Apple granted that review and the app is now available to Startup Week participants.
What did I tell Apple to get this indulgence?
First, I’ve met the App Review staff at WWDC. They are nice people who get almost no respect. They are always “in the way” — between a developer and her market. But they are, nonetheless, people with feelings who make judgements that affect my future. Second, they “fight for the user” but they want you to succeed too. They want to approve your app. Third, approving my jumping in line means some other deserving developer’s app is not approved today. I have to show these folks why my need to access the market is more important than the other developer’s need, she works just as hard on her app as I do on mine.
Hence, I crafted my pitch in an email to AppReview@Apple.com as follows:
Gentle Apple App Reviewers,
I have written an app, Startup Crawl, id = xxxxxxxx8, that needs to be approved by close of business on Wednesday, October 10th, 2012.
Why? This app is providing a guide for the Austin, TX Startup Week Startup Crawl. The Crawl is on Thursday, October 11th, from 5 – 10 PM. Approving the app after the 10th or, at the latest, midday the 11th will be moot. No one needs an app that documents an event that has already occurred.
What have I done to help you, Apple App Reviewers, help the Austin Startup Community? We submitted the app on Wednesday, October 3rd. I believe this allows you your requested expected review time of seven (7) days.
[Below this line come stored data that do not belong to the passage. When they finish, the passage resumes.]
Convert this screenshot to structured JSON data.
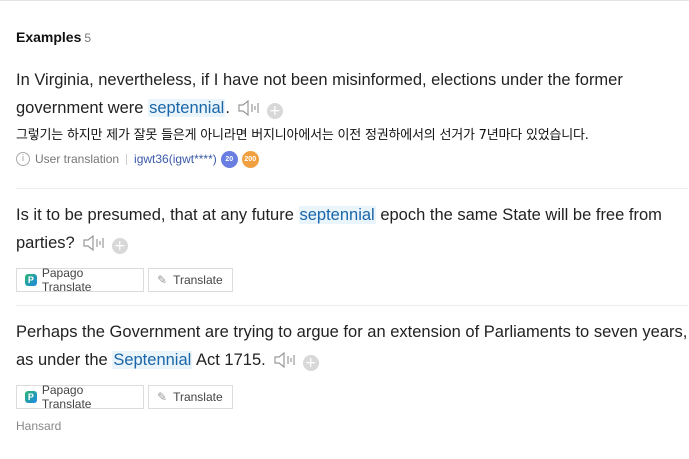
{
  "header": {
    "title": "Examples",
    "count": "5"
  },
  "examples": [
    {
      "parts": [
        "In Virginia, nevertheless, if I have not been misinformed, elections under the former government were ",
        "septennial",
        "."
      ],
      "translation": "그렇기는 하지만 제가 잘못 들은게 아니라면 버지니아에서는 이전 정권하에서의 선거가 7년마다 있었습니다.",
      "meta": {
        "label": "User translation",
        "user": "igwt36(igwt****)",
        "badges": [
          "20 14",
          "200"
        ]
      }
    },
    {
      "parts": [
        "Is it to be presumed, that at any future ",
        "septennial",
        " epoch the same State will be free from parties?"
      ],
      "buttons": {
        "papago": "Papago Translate",
        "translate": "Translate"
      }
    },
    {
      "parts": [
        "Perhaps the Government are trying to argue for an extension of Parliaments to seven years, as under the ",
        "Septennial",
        " Act 1715."
      ],
      "buttons": {
        "papago": "Papago Translate",
        "translate": "Translate"
      },
      "source": "Hansard"
    }
  ],
  "icons": {
    "sound": "speaker-icon",
    "add": "plus-icon",
    "info": "info-icon",
    "papago": "papago-icon",
    "translate": "pencil-icon"
  },
  "colors": {
    "highlight_bg": "#eaf4fb",
    "highlight_text": "#1a66a8",
    "user_link": "#3a5aa8",
    "badge_level": "#6a7de0",
    "badge_points": "#f0a040"
  }
}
In other words, I am trying to keep Apple off of my critical path. The variance of app review times is unknown; due to the release of iPhone 5 and iOS 6, I expect it is longer than normal. I am alerting you to the firm deadline to my app’s utility. If we’re late …
Why would Apple want to help me? First, this app helps Apple iOS developers. It is sponsored by the local developer group, Cocoa Coders. (By sponsored, I mean I’ve donated my time developing this app to help the Cocoa Coder and Austin Startup community.) Second, due in part to the app, these developers and other Austin startups will have added visibility to the Austin angel investor, business partner and co-founder community. More developer and investor commitment to your platform only helps Apple. By approving this app, you help improve the developer opportunity in the Apple ecosystem.
Finally, I am trying to be proactive in alerting Apple to my situation. This is much better, I hope you agree, than being reactive after the fact and needing emergency attention.
I hope you can help me by slotting my app into your Wednesday or earlier approval queue.
And it worked. Almost. It got returned and I was told to resubmit it through the appropriate form: http://developer.apple.com/appstore/contact/appreviewteam/index.html. That worked.
First, don’t cry wolf for every app submission. I brought their attention to how I was working within their constraints and they honored that by approving this app.
Second, be nice. I’ve sat across the desk from these people trying to resolve a problem. Being nice helped.
Third, it isn’t all about you or Apple. It is about your joint customer. In my case, investors and partners using their phones to navigate downtown Austin in search of business opportunity.